Nunca tales monstruos hallarás en tu ruta si tu pensamiento es elevado,
si una exquisita emoción penetra en tu alma y en tu cuerpo. 
Los lestrigones y los cíclopes y el feroz Poseidón no podrán encontrarte si tú no los llevas ya dentro, 
en tu alma, si tu alma no los conjura ante ti.

Debes rogar que el viaje sea largo, que sean muchos los días de verano; 
que te vean arribar con gozo, alegremente, a puertos que tú antes ignorabas. 
Que puedas detenerte en los mercados de Fenicia, y comprar unas bellas mercancías: 
madreperlas, coral, ébano, y ámbar, y perfumes placenteros de mil clases. 
Acude a muchas ciudades del Egipto para aprender, y aprender de quienes saben.
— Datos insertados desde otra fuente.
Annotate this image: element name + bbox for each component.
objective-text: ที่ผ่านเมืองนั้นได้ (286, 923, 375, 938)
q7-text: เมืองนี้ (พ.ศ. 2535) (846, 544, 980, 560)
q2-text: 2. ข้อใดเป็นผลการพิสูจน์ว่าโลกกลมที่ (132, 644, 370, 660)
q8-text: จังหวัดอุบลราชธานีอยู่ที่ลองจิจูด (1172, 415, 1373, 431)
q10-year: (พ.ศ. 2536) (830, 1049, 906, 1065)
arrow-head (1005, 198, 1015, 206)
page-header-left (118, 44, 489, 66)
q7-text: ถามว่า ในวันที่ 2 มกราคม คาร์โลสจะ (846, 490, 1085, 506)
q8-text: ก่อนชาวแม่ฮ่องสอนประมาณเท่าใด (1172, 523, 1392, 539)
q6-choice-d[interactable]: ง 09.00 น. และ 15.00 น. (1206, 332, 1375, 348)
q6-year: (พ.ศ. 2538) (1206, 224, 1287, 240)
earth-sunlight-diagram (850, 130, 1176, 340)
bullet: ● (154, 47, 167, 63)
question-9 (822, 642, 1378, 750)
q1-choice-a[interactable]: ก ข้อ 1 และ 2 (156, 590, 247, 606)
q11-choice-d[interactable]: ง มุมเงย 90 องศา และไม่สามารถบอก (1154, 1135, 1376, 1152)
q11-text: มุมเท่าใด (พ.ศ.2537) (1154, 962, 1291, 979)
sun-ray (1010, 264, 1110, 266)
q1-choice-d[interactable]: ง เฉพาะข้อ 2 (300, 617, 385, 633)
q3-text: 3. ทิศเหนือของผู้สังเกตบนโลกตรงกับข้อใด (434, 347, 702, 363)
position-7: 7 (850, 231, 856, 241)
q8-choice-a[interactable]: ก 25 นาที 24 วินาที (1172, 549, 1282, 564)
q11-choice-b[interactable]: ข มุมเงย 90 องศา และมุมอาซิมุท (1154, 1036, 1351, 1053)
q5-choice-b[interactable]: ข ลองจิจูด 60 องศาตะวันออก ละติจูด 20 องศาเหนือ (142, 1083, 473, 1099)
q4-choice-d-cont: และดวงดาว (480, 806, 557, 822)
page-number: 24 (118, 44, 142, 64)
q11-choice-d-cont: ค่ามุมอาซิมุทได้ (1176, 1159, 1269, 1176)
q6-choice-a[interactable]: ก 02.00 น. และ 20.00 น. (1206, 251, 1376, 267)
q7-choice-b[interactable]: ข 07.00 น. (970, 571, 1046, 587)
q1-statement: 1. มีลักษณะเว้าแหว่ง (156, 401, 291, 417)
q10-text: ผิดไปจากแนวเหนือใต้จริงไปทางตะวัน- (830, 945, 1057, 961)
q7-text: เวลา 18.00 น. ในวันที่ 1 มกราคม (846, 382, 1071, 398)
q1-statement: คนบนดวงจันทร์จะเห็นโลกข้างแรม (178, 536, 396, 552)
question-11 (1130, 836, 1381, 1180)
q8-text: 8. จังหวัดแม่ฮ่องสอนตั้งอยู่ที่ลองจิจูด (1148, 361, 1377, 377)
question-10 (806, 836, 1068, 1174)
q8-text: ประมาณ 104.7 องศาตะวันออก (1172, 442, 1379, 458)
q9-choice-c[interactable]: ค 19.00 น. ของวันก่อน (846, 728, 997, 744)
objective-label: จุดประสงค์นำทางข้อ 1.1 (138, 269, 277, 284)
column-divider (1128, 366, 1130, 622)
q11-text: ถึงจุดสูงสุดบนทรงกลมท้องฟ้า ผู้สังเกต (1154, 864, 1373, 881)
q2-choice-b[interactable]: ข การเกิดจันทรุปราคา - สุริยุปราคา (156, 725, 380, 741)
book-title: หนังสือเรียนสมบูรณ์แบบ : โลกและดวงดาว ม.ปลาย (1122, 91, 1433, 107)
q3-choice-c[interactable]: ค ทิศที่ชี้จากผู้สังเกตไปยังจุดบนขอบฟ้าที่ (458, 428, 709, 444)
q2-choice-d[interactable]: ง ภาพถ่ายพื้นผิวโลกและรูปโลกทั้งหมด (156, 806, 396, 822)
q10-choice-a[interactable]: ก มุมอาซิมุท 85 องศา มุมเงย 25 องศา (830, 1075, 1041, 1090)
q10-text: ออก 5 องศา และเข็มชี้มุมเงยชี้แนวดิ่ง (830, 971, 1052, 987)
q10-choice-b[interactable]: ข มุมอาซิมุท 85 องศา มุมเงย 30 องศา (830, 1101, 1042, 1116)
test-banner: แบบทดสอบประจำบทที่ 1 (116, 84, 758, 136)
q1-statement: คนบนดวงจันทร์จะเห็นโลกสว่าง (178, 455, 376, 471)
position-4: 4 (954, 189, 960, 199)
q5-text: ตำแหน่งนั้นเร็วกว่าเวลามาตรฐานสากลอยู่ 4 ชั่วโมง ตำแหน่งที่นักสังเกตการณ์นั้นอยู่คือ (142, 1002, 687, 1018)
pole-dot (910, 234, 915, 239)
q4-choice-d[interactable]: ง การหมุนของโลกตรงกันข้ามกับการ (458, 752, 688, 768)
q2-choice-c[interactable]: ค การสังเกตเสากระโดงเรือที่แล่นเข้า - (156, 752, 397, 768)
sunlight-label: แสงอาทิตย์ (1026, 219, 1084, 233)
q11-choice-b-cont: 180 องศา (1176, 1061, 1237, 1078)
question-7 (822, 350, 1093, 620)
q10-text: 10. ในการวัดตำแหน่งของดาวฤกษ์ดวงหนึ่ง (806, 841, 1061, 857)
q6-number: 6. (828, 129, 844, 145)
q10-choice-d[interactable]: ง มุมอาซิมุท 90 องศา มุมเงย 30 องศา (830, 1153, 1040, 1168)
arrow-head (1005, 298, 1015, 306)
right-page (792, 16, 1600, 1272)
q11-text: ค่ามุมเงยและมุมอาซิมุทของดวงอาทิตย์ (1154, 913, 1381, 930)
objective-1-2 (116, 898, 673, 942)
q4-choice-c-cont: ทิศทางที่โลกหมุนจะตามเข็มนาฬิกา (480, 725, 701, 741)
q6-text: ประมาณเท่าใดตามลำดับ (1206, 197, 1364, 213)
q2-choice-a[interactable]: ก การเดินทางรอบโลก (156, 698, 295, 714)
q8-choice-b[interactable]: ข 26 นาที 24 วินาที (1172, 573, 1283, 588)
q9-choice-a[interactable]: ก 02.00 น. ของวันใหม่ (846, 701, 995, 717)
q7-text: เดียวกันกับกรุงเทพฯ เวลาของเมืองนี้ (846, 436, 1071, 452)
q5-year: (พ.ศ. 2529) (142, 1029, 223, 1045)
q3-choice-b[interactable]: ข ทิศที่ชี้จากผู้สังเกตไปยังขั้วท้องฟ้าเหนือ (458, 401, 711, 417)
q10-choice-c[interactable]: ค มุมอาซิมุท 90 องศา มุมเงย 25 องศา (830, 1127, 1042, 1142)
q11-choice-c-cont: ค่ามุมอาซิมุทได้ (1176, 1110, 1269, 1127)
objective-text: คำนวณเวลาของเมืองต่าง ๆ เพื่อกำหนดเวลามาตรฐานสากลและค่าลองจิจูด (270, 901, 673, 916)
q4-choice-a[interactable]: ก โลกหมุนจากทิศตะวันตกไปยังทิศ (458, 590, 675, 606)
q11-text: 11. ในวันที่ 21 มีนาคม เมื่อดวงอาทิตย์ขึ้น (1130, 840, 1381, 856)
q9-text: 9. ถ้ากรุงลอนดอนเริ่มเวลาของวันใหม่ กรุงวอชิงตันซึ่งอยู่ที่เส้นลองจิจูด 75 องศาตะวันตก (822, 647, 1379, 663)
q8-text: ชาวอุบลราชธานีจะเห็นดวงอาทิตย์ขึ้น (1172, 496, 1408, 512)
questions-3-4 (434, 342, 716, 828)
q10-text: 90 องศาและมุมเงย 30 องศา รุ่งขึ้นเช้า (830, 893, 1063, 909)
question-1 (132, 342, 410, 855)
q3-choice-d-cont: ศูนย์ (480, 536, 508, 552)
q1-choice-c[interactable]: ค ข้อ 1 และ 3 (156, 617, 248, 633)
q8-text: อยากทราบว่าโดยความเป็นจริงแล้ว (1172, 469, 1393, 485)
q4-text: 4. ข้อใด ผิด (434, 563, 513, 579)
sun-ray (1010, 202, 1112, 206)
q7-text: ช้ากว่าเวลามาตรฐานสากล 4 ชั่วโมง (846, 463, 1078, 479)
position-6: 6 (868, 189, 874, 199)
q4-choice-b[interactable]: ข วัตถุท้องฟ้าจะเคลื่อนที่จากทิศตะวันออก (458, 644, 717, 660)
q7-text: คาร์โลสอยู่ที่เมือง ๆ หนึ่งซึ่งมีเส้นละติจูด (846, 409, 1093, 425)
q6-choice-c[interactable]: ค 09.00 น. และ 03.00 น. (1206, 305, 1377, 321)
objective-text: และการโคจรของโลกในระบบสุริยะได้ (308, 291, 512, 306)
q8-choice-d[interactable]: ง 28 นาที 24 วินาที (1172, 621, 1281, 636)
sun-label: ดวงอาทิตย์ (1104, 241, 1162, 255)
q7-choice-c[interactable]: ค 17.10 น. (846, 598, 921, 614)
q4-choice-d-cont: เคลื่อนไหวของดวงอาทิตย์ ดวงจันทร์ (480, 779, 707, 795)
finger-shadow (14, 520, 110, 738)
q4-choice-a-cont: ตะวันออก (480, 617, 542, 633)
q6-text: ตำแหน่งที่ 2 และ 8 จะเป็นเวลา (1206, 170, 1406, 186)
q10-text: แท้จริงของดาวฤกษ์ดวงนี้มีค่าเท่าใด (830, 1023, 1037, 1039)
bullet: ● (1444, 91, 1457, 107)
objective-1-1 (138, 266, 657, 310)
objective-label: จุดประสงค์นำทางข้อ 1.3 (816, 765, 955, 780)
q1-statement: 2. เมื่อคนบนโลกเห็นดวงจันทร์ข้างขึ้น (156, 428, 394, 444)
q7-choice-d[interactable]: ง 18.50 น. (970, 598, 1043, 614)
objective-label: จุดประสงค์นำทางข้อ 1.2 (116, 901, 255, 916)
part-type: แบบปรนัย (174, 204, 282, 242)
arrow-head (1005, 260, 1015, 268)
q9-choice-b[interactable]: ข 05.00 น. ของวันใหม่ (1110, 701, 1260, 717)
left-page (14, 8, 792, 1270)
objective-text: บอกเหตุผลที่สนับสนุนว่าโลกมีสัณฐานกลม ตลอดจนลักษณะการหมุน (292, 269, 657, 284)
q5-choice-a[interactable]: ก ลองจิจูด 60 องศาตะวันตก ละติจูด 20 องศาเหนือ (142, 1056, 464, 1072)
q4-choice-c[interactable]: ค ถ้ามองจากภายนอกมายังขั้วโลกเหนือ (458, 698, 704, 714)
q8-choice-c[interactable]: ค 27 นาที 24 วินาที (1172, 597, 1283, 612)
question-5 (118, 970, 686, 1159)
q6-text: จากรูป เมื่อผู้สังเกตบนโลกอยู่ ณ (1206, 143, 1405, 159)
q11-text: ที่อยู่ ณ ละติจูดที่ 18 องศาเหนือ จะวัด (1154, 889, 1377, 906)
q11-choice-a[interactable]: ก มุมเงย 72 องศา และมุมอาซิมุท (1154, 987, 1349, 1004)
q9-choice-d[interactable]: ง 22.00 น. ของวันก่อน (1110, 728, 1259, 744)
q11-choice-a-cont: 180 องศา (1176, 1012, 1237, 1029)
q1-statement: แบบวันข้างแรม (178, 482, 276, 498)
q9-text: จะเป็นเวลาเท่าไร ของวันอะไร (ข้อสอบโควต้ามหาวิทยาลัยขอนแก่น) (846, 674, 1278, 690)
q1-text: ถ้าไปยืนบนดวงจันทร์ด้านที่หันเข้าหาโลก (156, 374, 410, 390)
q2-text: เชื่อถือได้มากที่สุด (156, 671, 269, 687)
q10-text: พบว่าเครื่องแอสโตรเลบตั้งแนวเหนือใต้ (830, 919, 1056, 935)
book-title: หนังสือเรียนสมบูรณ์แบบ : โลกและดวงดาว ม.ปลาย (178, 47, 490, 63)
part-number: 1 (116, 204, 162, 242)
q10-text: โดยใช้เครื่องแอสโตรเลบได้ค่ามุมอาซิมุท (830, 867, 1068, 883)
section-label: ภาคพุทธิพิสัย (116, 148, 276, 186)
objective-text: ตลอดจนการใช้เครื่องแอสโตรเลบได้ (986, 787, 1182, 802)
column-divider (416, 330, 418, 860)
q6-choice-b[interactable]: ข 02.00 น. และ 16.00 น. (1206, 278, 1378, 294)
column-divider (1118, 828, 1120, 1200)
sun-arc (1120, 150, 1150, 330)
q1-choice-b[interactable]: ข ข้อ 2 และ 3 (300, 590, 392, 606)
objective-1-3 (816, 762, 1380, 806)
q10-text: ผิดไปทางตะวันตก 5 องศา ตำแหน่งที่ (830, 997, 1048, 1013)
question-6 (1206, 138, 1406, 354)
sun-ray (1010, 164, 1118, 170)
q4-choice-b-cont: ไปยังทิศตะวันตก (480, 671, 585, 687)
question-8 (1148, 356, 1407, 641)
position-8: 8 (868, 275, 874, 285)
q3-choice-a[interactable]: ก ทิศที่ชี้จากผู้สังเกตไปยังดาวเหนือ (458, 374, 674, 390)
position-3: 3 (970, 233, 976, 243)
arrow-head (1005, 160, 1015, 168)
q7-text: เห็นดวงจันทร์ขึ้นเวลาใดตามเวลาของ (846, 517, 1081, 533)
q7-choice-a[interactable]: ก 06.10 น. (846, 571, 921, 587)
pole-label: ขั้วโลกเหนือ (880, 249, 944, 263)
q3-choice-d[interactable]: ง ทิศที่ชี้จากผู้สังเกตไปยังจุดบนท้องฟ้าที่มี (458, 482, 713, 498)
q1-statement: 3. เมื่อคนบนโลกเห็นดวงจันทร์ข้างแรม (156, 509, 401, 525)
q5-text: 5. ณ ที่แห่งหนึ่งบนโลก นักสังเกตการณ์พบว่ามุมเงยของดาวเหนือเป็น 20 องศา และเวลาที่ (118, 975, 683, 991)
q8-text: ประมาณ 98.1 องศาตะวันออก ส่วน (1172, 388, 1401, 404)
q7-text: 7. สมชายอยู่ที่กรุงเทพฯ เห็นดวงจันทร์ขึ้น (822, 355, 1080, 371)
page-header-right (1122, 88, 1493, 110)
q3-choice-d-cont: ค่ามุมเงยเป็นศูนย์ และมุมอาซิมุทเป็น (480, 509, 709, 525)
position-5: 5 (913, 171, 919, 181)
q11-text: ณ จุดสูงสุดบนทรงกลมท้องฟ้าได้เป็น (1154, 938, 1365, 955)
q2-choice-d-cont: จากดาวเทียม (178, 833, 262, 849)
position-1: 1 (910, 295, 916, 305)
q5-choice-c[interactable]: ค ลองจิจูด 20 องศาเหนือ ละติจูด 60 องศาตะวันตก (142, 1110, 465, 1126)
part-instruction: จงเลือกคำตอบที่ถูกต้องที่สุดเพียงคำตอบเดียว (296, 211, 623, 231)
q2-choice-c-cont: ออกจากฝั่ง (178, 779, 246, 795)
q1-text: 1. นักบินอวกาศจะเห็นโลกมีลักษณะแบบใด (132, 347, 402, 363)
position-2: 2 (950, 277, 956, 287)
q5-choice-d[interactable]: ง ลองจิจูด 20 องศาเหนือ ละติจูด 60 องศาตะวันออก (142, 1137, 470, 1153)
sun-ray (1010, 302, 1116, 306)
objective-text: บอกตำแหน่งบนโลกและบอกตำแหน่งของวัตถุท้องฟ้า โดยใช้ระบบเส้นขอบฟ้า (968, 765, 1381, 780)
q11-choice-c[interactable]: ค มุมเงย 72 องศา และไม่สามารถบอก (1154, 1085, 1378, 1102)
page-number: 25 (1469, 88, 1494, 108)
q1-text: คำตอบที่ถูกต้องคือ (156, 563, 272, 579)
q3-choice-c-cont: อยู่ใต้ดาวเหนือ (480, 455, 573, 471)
Conserva siempre en tu alma la idea de Ítaca: llegar allí, he aquí tu destino. 
Mas no hagas con prisas tu camino; mejor será que dure muchos años, 
y que llegues, ya viejo, a la pequeña isla, rico de cuanto habrás ganado en el camino.

No has de esperar que Ítaca te enriquezca: Ítaca te ha concedido ya un hermoso viaje. 
Sin ella, jamás habrías partido; mas no tiene otra cosa que ofrecerte. 
Y si la encuentras pobre, Ítaca no te ha engañado. 
Y siendo ya tan viejo, con tanta experiencia, sin duda sabrás ya qué significan las Ítacas.